Tuesday, April 13, 2010

Ch. 5 Reports of a deal with lenders are premature, Intrawest claims

http://www.vancouversun.com/Reports+deal+with+lenders+premature+Intrawest+claims/2630965/story.html

Summary
Fortress Investment Group LLC, the New York private-equity and hedge fund, bought Intrawest in 2006 and they agreed to restructure its debt, including the injection of more equity in to the company. Under the terms, Fortress needed to put $150 million into company and divide its $1.2 billion US debt into 2 parts: one part would pay 10% interest and the second part would pay as much as 17%. Intrawest had also been reported that they had signed with a new deal of loans that can be extended to as much as 4 years.
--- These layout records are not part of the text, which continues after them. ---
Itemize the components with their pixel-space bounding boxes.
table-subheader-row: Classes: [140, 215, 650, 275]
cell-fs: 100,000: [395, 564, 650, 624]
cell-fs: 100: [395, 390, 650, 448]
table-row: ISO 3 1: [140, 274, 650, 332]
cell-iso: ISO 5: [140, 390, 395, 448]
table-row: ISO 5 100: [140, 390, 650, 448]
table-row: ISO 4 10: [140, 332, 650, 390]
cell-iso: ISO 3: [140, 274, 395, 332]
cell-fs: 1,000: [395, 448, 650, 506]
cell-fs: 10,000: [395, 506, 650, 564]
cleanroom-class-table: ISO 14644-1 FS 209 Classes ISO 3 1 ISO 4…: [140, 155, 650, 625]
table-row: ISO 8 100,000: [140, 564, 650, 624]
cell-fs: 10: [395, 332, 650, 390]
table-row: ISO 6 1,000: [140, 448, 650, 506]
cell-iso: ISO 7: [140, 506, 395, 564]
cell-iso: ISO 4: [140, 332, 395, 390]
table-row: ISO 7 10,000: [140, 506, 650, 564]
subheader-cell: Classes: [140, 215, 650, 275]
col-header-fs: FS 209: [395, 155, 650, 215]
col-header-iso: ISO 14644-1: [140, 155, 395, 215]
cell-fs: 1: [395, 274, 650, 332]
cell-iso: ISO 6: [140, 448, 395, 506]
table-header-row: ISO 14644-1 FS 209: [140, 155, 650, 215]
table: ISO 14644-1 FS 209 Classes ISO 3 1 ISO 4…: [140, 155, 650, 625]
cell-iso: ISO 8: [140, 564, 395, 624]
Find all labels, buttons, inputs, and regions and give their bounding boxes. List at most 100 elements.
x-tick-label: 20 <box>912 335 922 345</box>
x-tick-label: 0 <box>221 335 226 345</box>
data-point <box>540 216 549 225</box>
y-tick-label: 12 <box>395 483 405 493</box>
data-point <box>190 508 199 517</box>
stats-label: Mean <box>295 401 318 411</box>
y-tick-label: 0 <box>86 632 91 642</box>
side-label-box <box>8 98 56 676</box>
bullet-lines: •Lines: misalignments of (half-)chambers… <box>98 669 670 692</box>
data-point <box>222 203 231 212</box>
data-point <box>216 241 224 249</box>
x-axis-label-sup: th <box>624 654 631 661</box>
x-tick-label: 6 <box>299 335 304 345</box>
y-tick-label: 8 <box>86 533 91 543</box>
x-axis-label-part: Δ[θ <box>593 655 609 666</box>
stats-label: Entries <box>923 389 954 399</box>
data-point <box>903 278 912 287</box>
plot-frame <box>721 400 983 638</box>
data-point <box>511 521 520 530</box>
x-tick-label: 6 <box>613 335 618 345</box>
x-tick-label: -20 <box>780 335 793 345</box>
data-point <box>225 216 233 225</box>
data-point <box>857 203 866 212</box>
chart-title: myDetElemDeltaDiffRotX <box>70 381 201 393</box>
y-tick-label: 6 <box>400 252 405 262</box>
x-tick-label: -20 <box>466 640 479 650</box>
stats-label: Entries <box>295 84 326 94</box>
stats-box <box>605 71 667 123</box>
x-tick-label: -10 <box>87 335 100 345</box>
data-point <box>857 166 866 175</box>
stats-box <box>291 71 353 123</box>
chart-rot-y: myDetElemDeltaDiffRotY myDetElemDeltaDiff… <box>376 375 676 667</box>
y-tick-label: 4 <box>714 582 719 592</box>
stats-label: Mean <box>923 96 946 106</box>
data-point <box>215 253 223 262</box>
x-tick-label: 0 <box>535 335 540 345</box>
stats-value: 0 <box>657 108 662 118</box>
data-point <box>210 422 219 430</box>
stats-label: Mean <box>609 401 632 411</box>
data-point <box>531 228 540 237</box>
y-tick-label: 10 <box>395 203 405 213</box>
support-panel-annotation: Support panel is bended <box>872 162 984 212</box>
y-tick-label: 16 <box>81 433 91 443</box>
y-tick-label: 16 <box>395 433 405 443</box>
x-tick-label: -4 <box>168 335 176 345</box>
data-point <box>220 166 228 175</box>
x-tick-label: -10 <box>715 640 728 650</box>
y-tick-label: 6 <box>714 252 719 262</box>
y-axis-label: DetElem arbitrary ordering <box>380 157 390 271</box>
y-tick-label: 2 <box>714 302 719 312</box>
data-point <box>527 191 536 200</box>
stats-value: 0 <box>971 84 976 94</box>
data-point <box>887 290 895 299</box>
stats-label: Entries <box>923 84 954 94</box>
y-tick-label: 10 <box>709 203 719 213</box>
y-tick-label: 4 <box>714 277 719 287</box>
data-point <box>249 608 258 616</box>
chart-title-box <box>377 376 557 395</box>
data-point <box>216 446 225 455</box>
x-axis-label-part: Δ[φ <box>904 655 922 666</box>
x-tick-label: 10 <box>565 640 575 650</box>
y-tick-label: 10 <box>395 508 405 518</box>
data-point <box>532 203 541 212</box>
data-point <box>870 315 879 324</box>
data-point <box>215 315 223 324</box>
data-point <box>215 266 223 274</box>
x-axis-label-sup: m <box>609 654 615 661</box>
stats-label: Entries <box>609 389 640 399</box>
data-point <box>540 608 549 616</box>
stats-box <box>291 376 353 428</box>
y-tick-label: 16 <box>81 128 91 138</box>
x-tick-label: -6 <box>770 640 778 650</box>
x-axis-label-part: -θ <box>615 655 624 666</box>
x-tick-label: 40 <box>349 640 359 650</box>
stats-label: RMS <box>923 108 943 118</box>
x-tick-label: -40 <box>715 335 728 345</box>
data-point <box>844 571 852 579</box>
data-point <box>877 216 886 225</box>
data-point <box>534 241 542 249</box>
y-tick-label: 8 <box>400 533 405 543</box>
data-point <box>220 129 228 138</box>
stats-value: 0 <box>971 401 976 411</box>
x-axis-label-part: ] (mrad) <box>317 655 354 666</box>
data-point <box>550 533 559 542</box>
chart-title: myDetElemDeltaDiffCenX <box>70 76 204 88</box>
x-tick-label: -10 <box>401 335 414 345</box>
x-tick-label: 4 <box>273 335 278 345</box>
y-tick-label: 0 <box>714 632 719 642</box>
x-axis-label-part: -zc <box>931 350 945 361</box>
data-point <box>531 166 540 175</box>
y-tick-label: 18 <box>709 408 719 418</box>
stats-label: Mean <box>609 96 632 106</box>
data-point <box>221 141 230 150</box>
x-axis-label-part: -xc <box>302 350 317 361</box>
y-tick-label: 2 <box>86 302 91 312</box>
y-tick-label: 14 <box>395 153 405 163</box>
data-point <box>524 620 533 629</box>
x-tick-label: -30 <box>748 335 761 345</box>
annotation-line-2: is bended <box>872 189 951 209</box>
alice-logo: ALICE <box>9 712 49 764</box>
Intrawest had already sold 4 properties since November but they say that the sales are of non-core assets and they have no intention of selling properties where Intrawest owns both the ski hill and the accompanying village, like the Whistler-Blackcomb, Mont Tremblant in Quebec and Blue Mountain in Ontario.

Connection
In the textbook, there is an article about Intrawest and their debts problem. A company maybe profitable but they often have cash flow challenges and Intrawest is one of the examples. They have significant lead/lag relationships that affected their cash flows, since the length of time to complete a project and cash flowing back takes a long period of time. Their cash flow had a serious problem that lead to the heavy debt. According to the article, Fortress Investment Group used the increase amount of capitalization to solve the cash flow problem. The $150 million that Fortress put in didn’t help solve the debt problem. They should have concentrated more on the cash flow way earlier because their heavy debt started a long time ago. Intrawest began with a bad start. Their lead/lag relationship had contributed to the serious cash flow problem that can not be solved for years.

Reflection
The textbook wrote the article in 2007 and at that time, they already had debt problems. At the end of the article, it ended with a positive attitude that Intrawest would soon have reliable revenue streams because ski resort businesses mostly generate a steady cash flow. Three years have passed and Intrawest is still struggling to pay back the debt to their lenders. In my opinion, Intrawest have struggled too long with their debt problem, which makes them into a bad situation and harder to return their debt. Their debt keeps continue to enlarge along with interest rates and they would just owe more money to lenders. Intrawest should find a more efficient way of solving their situation, maybe by reducing the lead/lag relationships. I think they should not start investing any more money into new projects because it is one of the reasons why they don’t have enough cash flow causing the heavy debt problem.